For the third year in a row, Portland voters will be asked to approve a school budget that cuts spending and reduces staff. But this budget has the potential for controversy because it calls for something the others did not — a 3 percent tax increase.

The reason is not out-of-control spending but the loss of federal funds that came from the economic stimulus program. School officials have long warned that the program’s expiration would result in Portland’s worst budget shock of the recession, and even when they had the money, they spent prudently, cutting positions and finding efficiencies.

But the loss of $4 million in federal funds, even when it’s softened by last year’s “jobs bill” subsidy, will increase the amount of money to be raised by taxes, even though overall spending is down.

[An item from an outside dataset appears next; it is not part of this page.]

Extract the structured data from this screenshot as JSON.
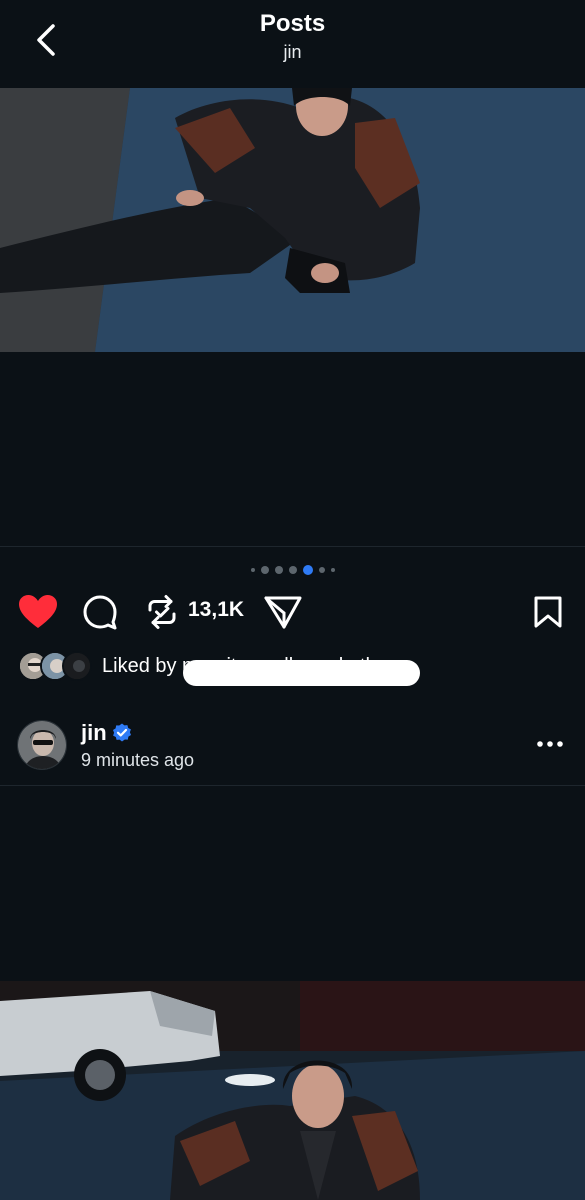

Parents of kids in the schools know the result of several years of budget cuts. Deferred maintenance in several buildings is leading to obvious problems.

The schools have not kept up with technological innovations. And teachers are handling more students in the classroom at the elementary levels and more sections in high schools.

For voters who don’t have kids in the schools, the question remains:

Is it really necessary to raise taxes now, in the aftermath of a recession, while growth is still unstable and many families struggle to pay their bills?

They should know that there are cuts in this budget, with more than 50 positions eliminated. There is a creative teacher contract with more than $1 million worth of wage concessions.

But there is still a shortfall and it requires a 3 percent tax increase, asking $2 million more from city property owners.

The whole community benefits from having a strong school system. Portland residents have shown in the past that they are willing to pay what it takes to make the system strong, despite the unique educational challenges the city faces.

No one likes a tax increase, but on May 10 Portland voters should do what they have done before and support the school budget.